2013 Ford Escape EcoBoost 2.0-liter, Pennsylvania, April 2013

2013 Ford Escape EcoBoost 2.0-liter, Pennsylvania, April 2013

Modern, competent, comfortable

Frequent fillups aside, the 2013 Ford Escape proved to be a comfortable and up-to-date vehicle in which to cover lots of miles.

The cloth-and-leather seats in our Platinum model were both attractive and comfortable over our longest day.

The seat heaters, on the other hand, were so aggressive that we couldn't endure more than about 10 minutes even on the lowest setting. That, we suspect, is very much a First World Problem.

The interior mixes soft-touch and harder plastics, but is very similar to that of the C-Max we'd already driven (which is built on similar underpinnings), so it was familiar and worked well.

We give Ford credit for retaining a round volume adjustment knob for the radio rather than pushbuttons. The Escape also has knobs for the climate control system, so raising and lowering the temperature is similarly easy and intuitive.

We were disappointed with how little storage space was available on the console for our sunglasses, change, toll tickets, mobile phones, and the like.

Good handling, but body roll

It handles nicely and we found it relatively pleasant to toss around curvy country roads, although it sits high, meaning you have to get comfortable with the sensation of more body roll than you would in a sedan.

The electric power steering was about average; not as good in feel as the stellar system in the Mazda CX-5 (still our favorite crossover for driver experience and roadholding), but better than almost anything that Toyota makes.

One unusual feature of the engine noise was that on occasion, the engine stayed at lower speeds (well below 2000 rpm) when we'd have expected the six-speed automatic transmission to have downshifted.

Instead, we heard it making a low-pitched growling noise--today's equivalent of what older drivers used to call "lugging" the engine.

The car responded fine, and shifted down if we accelerated, but the noise was just enough to be noticeable--yet another side effect of stretching for every last tenth of a mile per gallon, we suspect.

The C-Max Hybrid uses active noise cancellation to offset similar sounds in that car, but the Escape does not.

One final note on gas mileage: The Escape 2.0-liter produces good mileage numbers on level ground, but keeping your foot into it predictably cuts efficiency a lot.

On the first part of our trip, running up and down the hills of central New York State, we rarely saw even 20 mpg.

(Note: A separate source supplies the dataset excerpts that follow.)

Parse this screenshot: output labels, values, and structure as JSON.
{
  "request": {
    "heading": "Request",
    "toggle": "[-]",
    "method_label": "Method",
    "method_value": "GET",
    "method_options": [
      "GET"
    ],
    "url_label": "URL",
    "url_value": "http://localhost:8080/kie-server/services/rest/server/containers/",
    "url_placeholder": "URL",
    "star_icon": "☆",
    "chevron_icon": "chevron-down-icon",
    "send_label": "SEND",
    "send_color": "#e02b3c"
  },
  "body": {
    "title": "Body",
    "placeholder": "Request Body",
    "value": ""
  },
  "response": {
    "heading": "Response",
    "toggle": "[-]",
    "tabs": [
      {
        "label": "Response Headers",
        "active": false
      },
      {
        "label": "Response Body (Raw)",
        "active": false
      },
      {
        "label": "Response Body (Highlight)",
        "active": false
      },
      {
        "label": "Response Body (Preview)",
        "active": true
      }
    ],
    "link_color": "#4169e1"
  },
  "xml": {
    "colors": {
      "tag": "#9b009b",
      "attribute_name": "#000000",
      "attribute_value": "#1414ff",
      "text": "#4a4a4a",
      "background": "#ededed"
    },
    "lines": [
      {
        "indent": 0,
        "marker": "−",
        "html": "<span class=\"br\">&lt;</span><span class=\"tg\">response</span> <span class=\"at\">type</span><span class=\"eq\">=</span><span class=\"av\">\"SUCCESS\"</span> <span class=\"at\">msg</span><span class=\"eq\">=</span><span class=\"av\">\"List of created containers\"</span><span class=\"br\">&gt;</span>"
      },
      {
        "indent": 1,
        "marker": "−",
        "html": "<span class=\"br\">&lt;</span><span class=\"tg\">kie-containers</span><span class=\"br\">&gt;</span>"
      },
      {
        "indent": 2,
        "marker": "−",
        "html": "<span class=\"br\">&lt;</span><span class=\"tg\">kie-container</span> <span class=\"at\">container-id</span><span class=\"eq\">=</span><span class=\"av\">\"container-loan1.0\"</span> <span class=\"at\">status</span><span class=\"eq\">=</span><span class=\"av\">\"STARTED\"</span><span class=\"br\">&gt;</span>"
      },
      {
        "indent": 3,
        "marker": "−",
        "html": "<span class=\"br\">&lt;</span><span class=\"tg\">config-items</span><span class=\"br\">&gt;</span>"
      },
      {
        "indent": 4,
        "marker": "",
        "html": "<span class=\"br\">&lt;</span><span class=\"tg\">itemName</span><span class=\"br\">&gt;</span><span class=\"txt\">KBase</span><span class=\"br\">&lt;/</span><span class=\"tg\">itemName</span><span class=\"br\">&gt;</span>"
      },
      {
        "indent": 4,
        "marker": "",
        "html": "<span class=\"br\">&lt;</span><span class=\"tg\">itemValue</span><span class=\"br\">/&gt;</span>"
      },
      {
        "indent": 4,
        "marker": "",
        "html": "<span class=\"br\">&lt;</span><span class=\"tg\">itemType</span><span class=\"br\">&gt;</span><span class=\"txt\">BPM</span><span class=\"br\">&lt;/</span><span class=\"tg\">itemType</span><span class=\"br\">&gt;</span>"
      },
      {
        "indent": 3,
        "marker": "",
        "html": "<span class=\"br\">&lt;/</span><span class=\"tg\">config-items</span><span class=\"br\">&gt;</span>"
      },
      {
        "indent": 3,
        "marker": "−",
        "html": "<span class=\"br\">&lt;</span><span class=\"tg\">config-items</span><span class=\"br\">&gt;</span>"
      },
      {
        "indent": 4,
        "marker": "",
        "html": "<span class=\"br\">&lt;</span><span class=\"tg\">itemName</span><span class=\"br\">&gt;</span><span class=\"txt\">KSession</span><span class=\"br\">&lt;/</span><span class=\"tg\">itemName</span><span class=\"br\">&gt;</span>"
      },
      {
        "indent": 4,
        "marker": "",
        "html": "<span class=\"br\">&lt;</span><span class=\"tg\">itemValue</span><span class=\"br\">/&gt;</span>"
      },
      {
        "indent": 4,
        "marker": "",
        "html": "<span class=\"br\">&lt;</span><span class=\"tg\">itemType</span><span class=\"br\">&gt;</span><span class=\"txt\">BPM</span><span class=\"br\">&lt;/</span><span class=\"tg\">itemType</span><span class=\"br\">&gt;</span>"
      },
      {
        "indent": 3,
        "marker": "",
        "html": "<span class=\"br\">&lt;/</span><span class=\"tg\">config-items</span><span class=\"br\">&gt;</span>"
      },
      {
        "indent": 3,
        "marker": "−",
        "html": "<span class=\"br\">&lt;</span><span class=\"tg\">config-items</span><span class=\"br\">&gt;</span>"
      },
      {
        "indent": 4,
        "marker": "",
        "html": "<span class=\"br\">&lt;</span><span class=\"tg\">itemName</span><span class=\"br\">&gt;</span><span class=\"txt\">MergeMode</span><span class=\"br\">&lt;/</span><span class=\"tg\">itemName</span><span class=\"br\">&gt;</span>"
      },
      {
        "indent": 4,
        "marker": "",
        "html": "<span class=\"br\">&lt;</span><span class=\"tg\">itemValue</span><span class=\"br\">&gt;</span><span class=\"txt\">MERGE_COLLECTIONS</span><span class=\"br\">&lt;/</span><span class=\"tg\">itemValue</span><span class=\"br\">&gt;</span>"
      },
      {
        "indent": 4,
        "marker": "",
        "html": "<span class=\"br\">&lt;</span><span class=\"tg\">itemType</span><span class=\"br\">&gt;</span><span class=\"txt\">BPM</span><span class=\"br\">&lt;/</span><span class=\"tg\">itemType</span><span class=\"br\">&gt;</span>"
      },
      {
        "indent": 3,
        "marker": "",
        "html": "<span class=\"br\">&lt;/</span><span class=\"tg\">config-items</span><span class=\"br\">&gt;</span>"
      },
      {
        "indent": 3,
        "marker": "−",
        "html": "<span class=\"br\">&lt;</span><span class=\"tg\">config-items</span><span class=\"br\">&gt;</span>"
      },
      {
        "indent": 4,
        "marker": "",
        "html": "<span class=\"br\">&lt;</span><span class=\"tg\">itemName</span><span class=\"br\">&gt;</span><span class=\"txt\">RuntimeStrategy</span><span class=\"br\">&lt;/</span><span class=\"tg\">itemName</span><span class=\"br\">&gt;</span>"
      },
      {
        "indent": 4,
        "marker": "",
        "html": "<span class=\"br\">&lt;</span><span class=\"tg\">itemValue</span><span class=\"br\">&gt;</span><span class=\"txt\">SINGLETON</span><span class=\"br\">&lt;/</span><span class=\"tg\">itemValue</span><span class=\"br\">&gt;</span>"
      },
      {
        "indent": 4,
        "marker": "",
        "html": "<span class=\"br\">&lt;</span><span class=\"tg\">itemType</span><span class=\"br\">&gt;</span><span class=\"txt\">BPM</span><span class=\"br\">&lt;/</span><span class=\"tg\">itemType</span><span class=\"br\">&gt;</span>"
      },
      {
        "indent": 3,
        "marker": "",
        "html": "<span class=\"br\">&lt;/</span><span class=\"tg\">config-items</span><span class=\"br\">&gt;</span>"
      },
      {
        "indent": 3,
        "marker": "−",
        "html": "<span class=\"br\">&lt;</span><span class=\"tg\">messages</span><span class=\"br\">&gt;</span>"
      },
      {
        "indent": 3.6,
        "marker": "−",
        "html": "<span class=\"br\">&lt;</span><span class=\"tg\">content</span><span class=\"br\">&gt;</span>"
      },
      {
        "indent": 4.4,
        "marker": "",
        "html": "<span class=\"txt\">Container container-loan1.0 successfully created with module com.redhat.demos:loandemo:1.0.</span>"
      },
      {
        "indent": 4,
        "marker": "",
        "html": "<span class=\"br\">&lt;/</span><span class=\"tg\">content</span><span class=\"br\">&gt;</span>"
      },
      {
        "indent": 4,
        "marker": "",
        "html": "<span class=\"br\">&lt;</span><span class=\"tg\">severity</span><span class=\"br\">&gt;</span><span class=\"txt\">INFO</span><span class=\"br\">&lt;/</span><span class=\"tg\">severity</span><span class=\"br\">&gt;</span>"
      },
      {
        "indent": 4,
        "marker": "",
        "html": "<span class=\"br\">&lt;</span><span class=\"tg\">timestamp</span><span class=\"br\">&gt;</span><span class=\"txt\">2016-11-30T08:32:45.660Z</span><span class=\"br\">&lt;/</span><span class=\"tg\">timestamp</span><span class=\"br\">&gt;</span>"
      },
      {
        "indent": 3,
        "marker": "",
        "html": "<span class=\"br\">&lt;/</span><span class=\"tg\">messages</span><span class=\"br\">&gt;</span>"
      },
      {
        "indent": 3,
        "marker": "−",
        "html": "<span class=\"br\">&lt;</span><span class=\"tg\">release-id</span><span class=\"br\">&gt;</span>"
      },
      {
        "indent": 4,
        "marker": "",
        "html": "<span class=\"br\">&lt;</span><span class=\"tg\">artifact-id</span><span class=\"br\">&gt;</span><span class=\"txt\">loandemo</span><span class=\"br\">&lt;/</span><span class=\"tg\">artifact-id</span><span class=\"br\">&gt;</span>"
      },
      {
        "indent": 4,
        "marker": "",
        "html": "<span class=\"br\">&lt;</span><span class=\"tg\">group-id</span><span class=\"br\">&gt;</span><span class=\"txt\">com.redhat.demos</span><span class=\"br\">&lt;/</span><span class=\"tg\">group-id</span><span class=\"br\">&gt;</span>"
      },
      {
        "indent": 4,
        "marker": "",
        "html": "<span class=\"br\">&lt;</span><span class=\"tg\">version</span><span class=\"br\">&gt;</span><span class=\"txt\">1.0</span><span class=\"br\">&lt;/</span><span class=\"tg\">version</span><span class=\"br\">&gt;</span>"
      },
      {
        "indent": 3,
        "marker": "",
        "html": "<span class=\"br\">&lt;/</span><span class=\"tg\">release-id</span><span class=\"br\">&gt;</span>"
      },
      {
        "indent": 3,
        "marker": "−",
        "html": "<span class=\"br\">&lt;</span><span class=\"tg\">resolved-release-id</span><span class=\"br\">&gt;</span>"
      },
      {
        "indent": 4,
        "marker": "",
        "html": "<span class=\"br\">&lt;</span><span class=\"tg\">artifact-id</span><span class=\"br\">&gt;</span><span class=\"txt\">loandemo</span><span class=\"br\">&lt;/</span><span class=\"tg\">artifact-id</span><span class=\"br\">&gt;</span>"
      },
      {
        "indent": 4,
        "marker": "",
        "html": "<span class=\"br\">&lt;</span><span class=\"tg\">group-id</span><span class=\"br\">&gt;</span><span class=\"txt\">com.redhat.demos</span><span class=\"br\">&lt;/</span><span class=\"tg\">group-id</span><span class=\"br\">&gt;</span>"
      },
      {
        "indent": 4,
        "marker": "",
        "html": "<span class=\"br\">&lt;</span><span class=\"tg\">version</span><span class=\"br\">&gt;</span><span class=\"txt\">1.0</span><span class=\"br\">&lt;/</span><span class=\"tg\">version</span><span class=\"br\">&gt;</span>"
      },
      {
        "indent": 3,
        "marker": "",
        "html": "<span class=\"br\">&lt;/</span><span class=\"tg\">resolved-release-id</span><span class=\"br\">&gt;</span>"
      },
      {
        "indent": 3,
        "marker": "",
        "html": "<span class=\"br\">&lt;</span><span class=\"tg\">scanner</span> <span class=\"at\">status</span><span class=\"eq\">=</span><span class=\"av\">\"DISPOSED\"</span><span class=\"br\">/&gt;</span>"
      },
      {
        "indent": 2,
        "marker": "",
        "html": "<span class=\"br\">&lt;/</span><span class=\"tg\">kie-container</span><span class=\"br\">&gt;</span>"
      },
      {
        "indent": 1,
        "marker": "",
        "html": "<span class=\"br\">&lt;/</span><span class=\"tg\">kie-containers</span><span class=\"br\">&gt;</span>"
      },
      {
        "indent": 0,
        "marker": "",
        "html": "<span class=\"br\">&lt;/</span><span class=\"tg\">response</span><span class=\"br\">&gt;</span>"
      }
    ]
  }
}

Once we hit freeways, the numbers slowly rose.

$35K Escape

The 2.0-liter Escape Titanium model with all-wheel drive carries a base price of $32,120.

Included as standard are the Titanium technology package, a tonneau cover over the load bay, the roof rack, high-intensity discharge automatic headlamps, the neat power liftgate, and rear sensors to compensate for the lack of rear visibility and aid in parking.

But our 2013 Ford Escape Titanium 4WD had a bottom-line sticker price of $34,735. That represented the addition of a $795 package that bundled MyFordTouch, SiriusXM satellite radio, and a navigation system, and another $995 for the parking technology package.

With the mandatory $825 delivery fee, our top-of-the-line Escape essentially cost $35,000 before tax, title, license, and insurance fees.